This morning on Canada AM a two clinical psychologists were interviewed. Dr. Carla Fry and Dr. Lisa Ferrari have just written a book called, Gratitude and Kindness – a Modern Parents Guide to Raising Children in an Era of Entitlement. It was written in response to parents who have come to them asking, “How do I get my kids to say ‘thank-you’ and mean it?” and “My child is spoiled – how do I fix that?”
The interview sent my mind spinning with the notion that gratitude is the opposite to entitlement. They say we live in an era of entitlement and I would certainly concur. It does not take long in most situations to find at least one person who has the attitude of “I deserve it.” I remember clearly, at an evening meeting, asking a man how his day had been. He said, “It was great! I phoned into work this morning and said I was taking the day off. Why? Because I can.” Such a statement of entitlement. ‘I am owed this.’ ‘I deserve this.’ I was gob-smacked. It seemed to me there was little thought about what his actions might have meant for the others he worked with or the public that he served.
Is gratitude the opposite to entitlement? If we are truly thankful, truly grateful, do we then lose that feeling of deservedness? I think these psychologists are on to something. And it does not apply only to children. They suggest parents have children say thank you in ways other than the automatic response of the words. How many parents have the constant refrain, “Say Thank you.” The good doctors suggest parents teach children to understand gratitude through action.

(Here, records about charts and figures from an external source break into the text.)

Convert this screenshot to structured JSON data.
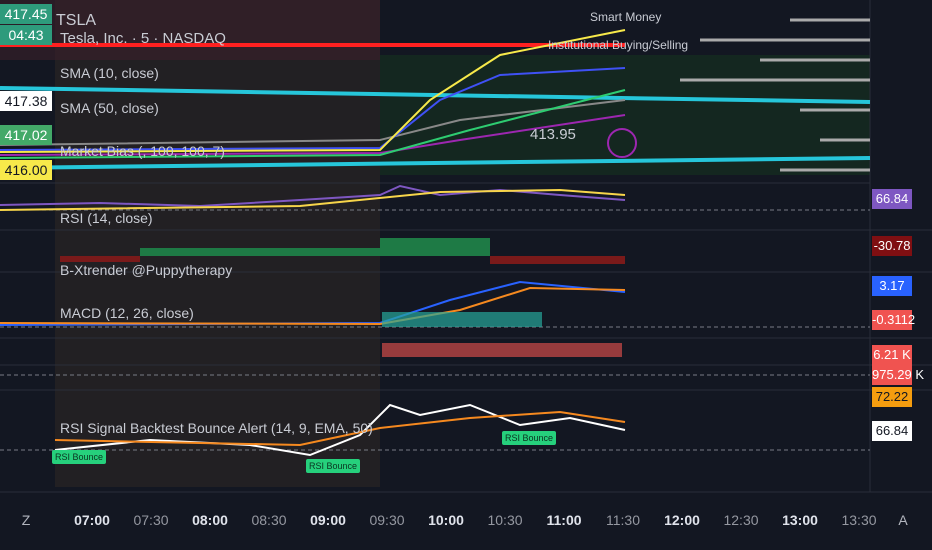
{
  "header": {
    "symbol": "TSLA",
    "description": "Tesla, Inc. · 5 · NASDAQ"
  },
  "price_tags": [
    {
      "text": "417.45",
      "bg": "#2e9b7c",
      "fg": "#ffffff"
    },
    {
      "text": "04:43",
      "bg": "#2e9b7c",
      "fg": "#ffffff"
    },
    {
      "text": "417.38",
      "bg": "#ffffff",
      "fg": "#131722"
    },
    {
      "text": "417.02",
      "bg": "#43a968",
      "fg": "#ffffff"
    },
    {
      "text": "416.00",
      "bg": "#f7e94a",
      "fg": "#131722"
    }
  ],
  "indicators": [
    "SMA (10, close)",
    "SMA (50, close)",
    "Market Bias (, 100, 100, 7)",
    "RSI (14, close)",
    "B-Xtrender @Puppytherapy",
    "MACD (12, 26, close)",
    "RSI Signal Backtest Bounce Alert (14, 9, EMA, 50)"
  ],
  "annotations": {
    "smart_money": "Smart Money",
    "institutional": "Institutional Buying/Selling",
    "price": "413.95",
    "bounces": [
      "RSI Bounce",
      "RSI Bounce",
      "RSI Bounce"
    ]
  },
  "right_labels": [
    {
      "text": "66.84",
      "bg": "#7e57c2",
      "fg": "#ffffff"
    },
    {
      "text": "-30.78",
      "bg": "#7f0f12",
      "fg": "#ffffff"
    },
    {
      "text": "3.17",
      "bg": "#2962ff",
      "fg": "#ffffff"
    },
    {
      "text": "-0.3112",
      "bg": "#f05350",
      "fg": "#ffffff"
    },
    {
      "text": "6.21 K",
      "bg": "#f05350",
      "fg": "#ffffff"
    },
    {
      "text": "975.29 K",
      "bg": "#f05350",
      "fg": "#ffffff"
    },
    {
      "text": "72.22",
      "bg": "#f59d0f",
      "fg": "#131722"
    },
    {
      "text": "66.84",
      "bg": "#ffffff",
      "fg": "#131722"
    }
  ],
  "time_axis": [
    {
      "label": "07:00",
      "bold": true
    },
    {
      "label": "07:30",
      "bold": false
    },
    {
      "label": "08:00",
      "bold": true
    },
    {
      "label": "08:30",
      "bold": false
    },
    {
      "label": "09:00",
      "bold": true
    },
    {
      "label": "09:30",
      "bold": false
    },
    {
      "label": "10:00",
      "bold": true
    },
    {
      "label": "10:30",
      "bold": false
    },
    {
      "label": "11:00",
      "bold": true
    },
    {
      "label": "11:30",
      "bold": false
    },
    {
      "label": "12:00",
      "bold": true
    },
    {
      "label": "12:30",
      "bold": false
    },
    {
      "label": "13:00",
      "bold": true
    },
    {
      "label": "13:30",
      "bold": false
    }
  ],
  "buttons": [
    "Z",
    "A"
  ]
}
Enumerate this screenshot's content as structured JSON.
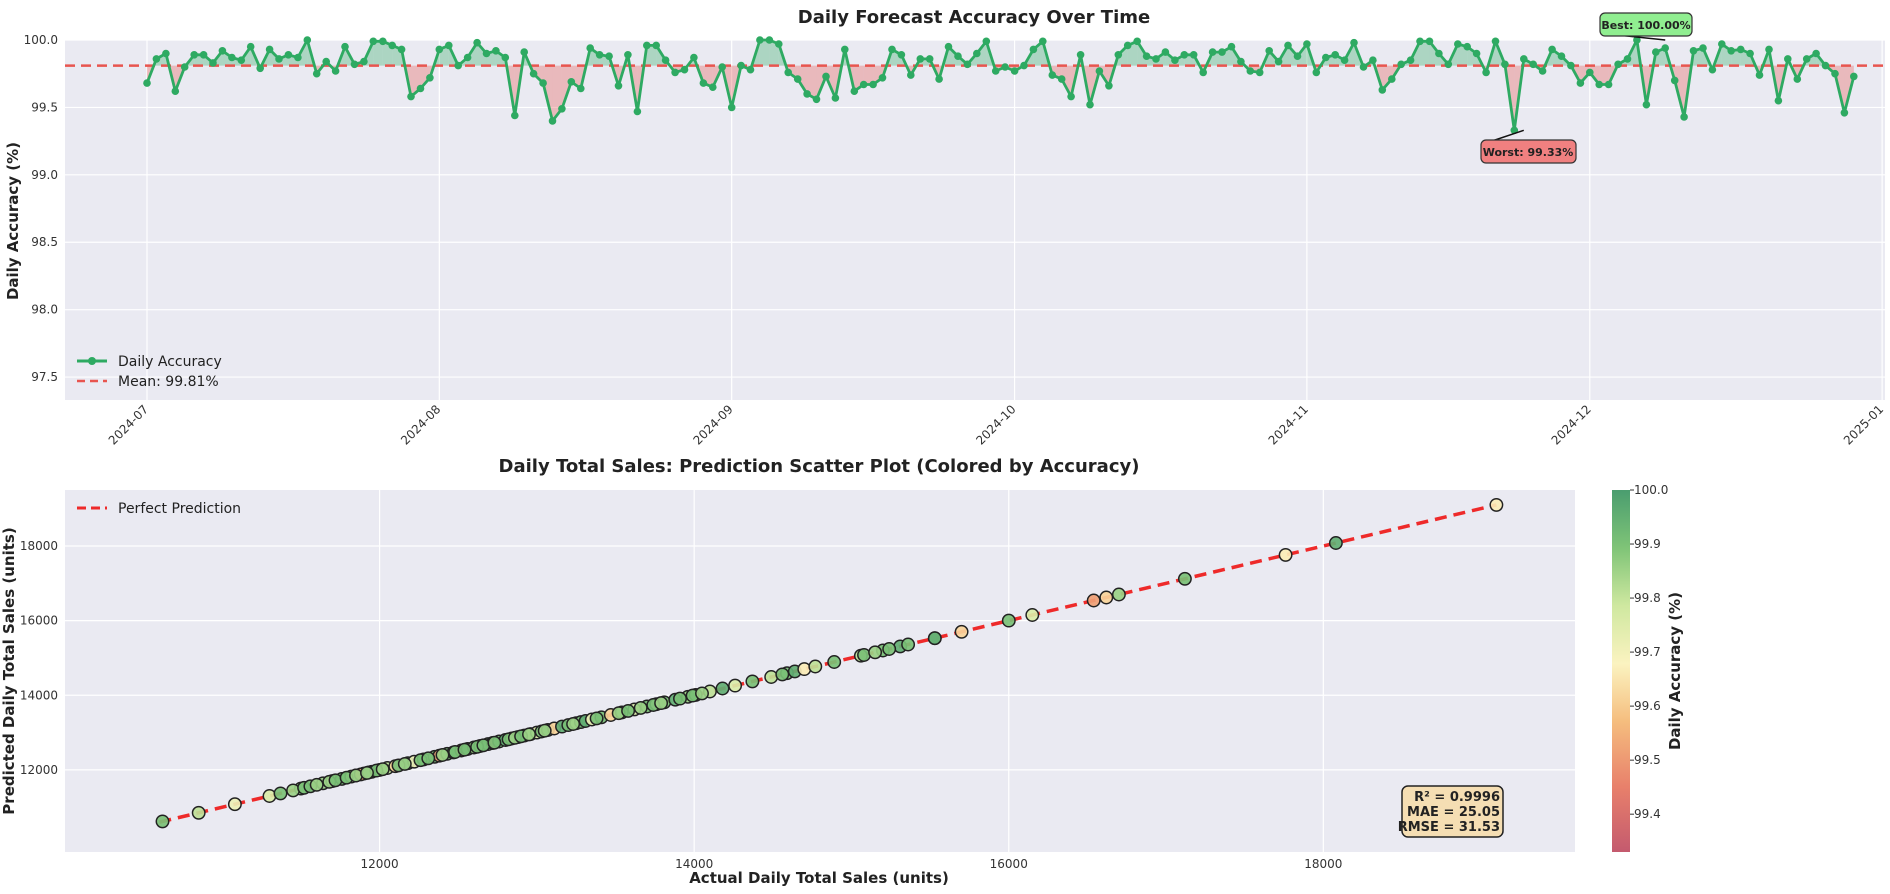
{
  "chart_data": [
    {
      "type": "line",
      "title": "Daily Forecast Accuracy Over Time",
      "xlabel": "",
      "ylabel": "Daily Accuracy (%)",
      "ylim": [
        97.33,
        100.0
      ],
      "yticks": [
        "97.5",
        "98.0",
        "98.5",
        "99.0",
        "99.5",
        "100.0"
      ],
      "xticks": [
        "2024-07",
        "2024-08",
        "2024-09",
        "2024-10",
        "2024-11",
        "2024-12",
        "2025-01"
      ],
      "x_start": "2024-07-01",
      "x_end": "2024-12-30",
      "grid": true,
      "legend_position": "lower-left",
      "series": [
        {
          "name": "Daily Accuracy",
          "color": "#2eaa62",
          "values": [
            99.68,
            99.86,
            99.9,
            99.62,
            99.8,
            99.89,
            99.89,
            99.83,
            99.92,
            99.87,
            99.85,
            99.95,
            99.79,
            99.93,
            99.86,
            99.89,
            99.87,
            100.0,
            99.75,
            99.84,
            99.77,
            99.95,
            99.82,
            99.84,
            99.99,
            99.99,
            99.96,
            99.93,
            99.58,
            99.64,
            99.72,
            99.93,
            99.96,
            99.81,
            99.87,
            99.98,
            99.9,
            99.92,
            99.87,
            99.44,
            99.91,
            99.75,
            99.68,
            99.4,
            99.49,
            99.69,
            99.64,
            99.94,
            99.89,
            99.88,
            99.66,
            99.89,
            99.47,
            99.96,
            99.96,
            99.85,
            99.76,
            99.78,
            99.87,
            99.68,
            99.65,
            99.8,
            99.5,
            99.81,
            99.78,
            100.0,
            100.0,
            99.97,
            99.76,
            99.71,
            99.6,
            99.56,
            99.73,
            99.57,
            99.93,
            99.62,
            99.67,
            99.67,
            99.72,
            99.93,
            99.89,
            99.74,
            99.86,
            99.86,
            99.71,
            99.95,
            99.88,
            99.82,
            99.9,
            99.99,
            99.77,
            99.8,
            99.77,
            99.81,
            99.93,
            99.99,
            99.74,
            99.71,
            99.58,
            99.89,
            99.52,
            99.77,
            99.66,
            99.89,
            99.96,
            99.99,
            99.88,
            99.86,
            99.91,
            99.85,
            99.89,
            99.89,
            99.76,
            99.91,
            99.91,
            99.95,
            99.84,
            99.77,
            99.76,
            99.92,
            99.84,
            99.96,
            99.88,
            99.97,
            99.76,
            99.87,
            99.89,
            99.85,
            99.98,
            99.8,
            99.85,
            99.63,
            99.71,
            99.82,
            99.85,
            99.99,
            99.99,
            99.9,
            99.82,
            99.97,
            99.95,
            99.9,
            99.76,
            99.99,
            99.82,
            99.33,
            99.86,
            99.82,
            99.77,
            99.93,
            99.88,
            99.81,
            99.68,
            99.76,
            99.67,
            99.67,
            99.82,
            99.86,
            100.0,
            99.52,
            99.91,
            99.94,
            99.7,
            99.43,
            99.92,
            99.94,
            99.78,
            99.97,
            99.92,
            99.93,
            99.9,
            99.74,
            99.93,
            99.55,
            99.86,
            99.71,
            99.86,
            99.9,
            99.81,
            99.75,
            99.46,
            99.73
          ]
        }
      ],
      "mean_line": {
        "name": "Mean: 99.81%",
        "value": 99.81,
        "color": "#e8554f"
      },
      "annotations": [
        {
          "text": "Best: 100.00%",
          "date": "2024-12-09",
          "value": 100.0
        },
        {
          "text": "Worst: 99.33%",
          "date": "2024-11-24",
          "value": 99.33
        }
      ]
    },
    {
      "type": "scatter",
      "title": "Daily Total Sales: Prediction Scatter Plot (Colored by Accuracy)",
      "xlabel": "Actual Daily Total Sales (units)",
      "ylabel": "Predicted Daily Total Sales (units)",
      "xlim": [
        10000,
        19600
      ],
      "ylim": [
        9800,
        19500
      ],
      "xticks": [
        12000,
        14000,
        16000,
        18000
      ],
      "yticks": [
        12000,
        14000,
        16000,
        18000
      ],
      "grid": true,
      "legend_position": "top-left",
      "reference_line": {
        "name": "Perfect Prediction",
        "from": [
          10600,
          10600
        ],
        "to": [
          19100,
          19100
        ],
        "color": "#ee2a2a"
      },
      "colorbar": {
        "label": "Daily Accuracy (%)",
        "min": 99.33,
        "max": 100.0,
        "ticks": [
          "99.4",
          "99.5",
          "99.6",
          "99.7",
          "99.8",
          "99.9",
          "100.0"
        ],
        "colors": [
          "#c45a6e",
          "#e8806b",
          "#f5bd7e",
          "#fbf3c0",
          "#cfe8a0",
          "#7fc477",
          "#4a9d6f"
        ]
      },
      "stats_box": {
        "lines": [
          "R² = 0.9996",
          "MAE = 25.05",
          "RMSE = 31.53"
        ]
      },
      "points": [
        [
          10620,
          99.9
        ],
        [
          10850,
          99.8
        ],
        [
          11080,
          99.7
        ],
        [
          11300,
          99.75
        ],
        [
          11500,
          99.85
        ],
        [
          11640,
          99.85
        ],
        [
          11700,
          99.65
        ],
        [
          11760,
          99.9
        ],
        [
          11820,
          99.75
        ],
        [
          11900,
          99.75
        ],
        [
          11950,
          99.85
        ],
        [
          12000,
          99.9
        ],
        [
          12050,
          99.8
        ],
        [
          12100,
          99.6
        ],
        [
          11850,
          99.9
        ],
        [
          11880,
          99.5
        ],
        [
          11930,
          99.9
        ],
        [
          11980,
          99.9
        ],
        [
          12180,
          99.95
        ],
        [
          12220,
          99.7
        ],
        [
          12280,
          99.9
        ],
        [
          12350,
          99.9
        ],
        [
          12380,
          99.5
        ],
        [
          12430,
          99.9
        ],
        [
          12470,
          99.95
        ],
        [
          12520,
          99.4
        ],
        [
          12560,
          99.95
        ],
        [
          12600,
          99.85
        ],
        [
          12640,
          99.85
        ],
        [
          12690,
          99.95
        ],
        [
          12720,
          99.45
        ],
        [
          12760,
          99.9
        ],
        [
          12800,
          99.95
        ],
        [
          12840,
          99.6
        ],
        [
          12880,
          99.9
        ],
        [
          12920,
          99.95
        ],
        [
          12960,
          99.8
        ],
        [
          13000,
          99.75
        ],
        [
          13030,
          99.9
        ],
        [
          13070,
          99.95
        ],
        [
          13110,
          99.6
        ],
        [
          13160,
          99.95
        ],
        [
          13200,
          99.9
        ],
        [
          13250,
          99.8
        ],
        [
          13280,
          99.9
        ],
        [
          13310,
          99.95
        ],
        [
          13350,
          99.7
        ],
        [
          13410,
          99.9
        ],
        [
          13470,
          99.6
        ],
        [
          13540,
          99.9
        ],
        [
          13620,
          99.75
        ],
        [
          13700,
          99.9
        ],
        [
          13760,
          99.7
        ],
        [
          13810,
          99.9
        ],
        [
          13880,
          99.95
        ],
        [
          13960,
          99.85
        ],
        [
          14010,
          99.9
        ],
        [
          14100,
          99.8
        ],
        [
          14180,
          99.95
        ],
        [
          14260,
          99.75
        ],
        [
          14370,
          99.9
        ],
        [
          14490,
          99.8
        ],
        [
          14590,
          99.9
        ],
        [
          14640,
          99.95
        ],
        [
          14700,
          99.65
        ],
        [
          14770,
          99.8
        ],
        [
          14890,
          99.9
        ],
        [
          15060,
          99.8
        ],
        [
          15200,
          99.9
        ],
        [
          15310,
          99.95
        ],
        [
          15530,
          99.85
        ],
        [
          15700,
          99.6
        ],
        [
          16000,
          99.9
        ],
        [
          16150,
          99.75
        ],
        [
          16540,
          99.5
        ],
        [
          16620,
          99.6
        ],
        [
          16700,
          99.85
        ],
        [
          17120,
          99.9
        ],
        [
          17760,
          99.65
        ],
        [
          18080,
          99.95
        ],
        [
          19100,
          99.65
        ],
        [
          11370,
          99.9
        ],
        [
          11450,
          99.85
        ],
        [
          11520,
          99.9
        ],
        [
          11560,
          99.9
        ],
        [
          11600,
          99.85
        ],
        [
          11680,
          99.85
        ],
        [
          11720,
          99.9
        ],
        [
          11790,
          99.9
        ],
        [
          11850,
          99.85
        ],
        [
          11920,
          99.85
        ],
        [
          12020,
          99.85
        ],
        [
          12120,
          99.9
        ],
        [
          12160,
          99.85
        ],
        [
          12260,
          99.9
        ],
        [
          12310,
          99.9
        ],
        [
          12400,
          99.85
        ],
        [
          12480,
          99.9
        ],
        [
          12540,
          99.9
        ],
        [
          12620,
          99.9
        ],
        [
          12660,
          99.9
        ],
        [
          12730,
          99.9
        ],
        [
          12820,
          99.9
        ],
        [
          12860,
          99.85
        ],
        [
          12900,
          99.9
        ],
        [
          12950,
          99.85
        ],
        [
          13050,
          99.85
        ],
        [
          13230,
          99.85
        ],
        [
          13380,
          99.9
        ],
        [
          13520,
          99.85
        ],
        [
          13580,
          99.9
        ],
        [
          13660,
          99.85
        ],
        [
          13740,
          99.9
        ],
        [
          13790,
          99.85
        ],
        [
          13910,
          99.9
        ],
        [
          13990,
          99.9
        ],
        [
          14050,
          99.85
        ],
        [
          14560,
          99.9
        ],
        [
          15080,
          99.9
        ],
        [
          15150,
          99.85
        ],
        [
          15240,
          99.9
        ],
        [
          15360,
          99.9
        ],
        [
          15530,
          99.95
        ]
      ]
    }
  ]
}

They suggest having them – draw a picture, give a hug, or just take some time to think about what has happened.
Now, clearly in the line up at Pita Pit you are not going to hug the server, or draw a picture of your gratitude on your napkin (although you could) – in that setting a simple “thank you” will do. But I think it could be a worthwhile exercise to take a look at how we balance our sense of entitlement with genuine gratitude. And in giving some thought about how it shifts our attitude shift?
A good point thanks Nancy. I was taught “life is never a burden so long as one is always heartily aware of the privilege of living”. It was a summer sermon recycled many times, and it led to a later book on grace.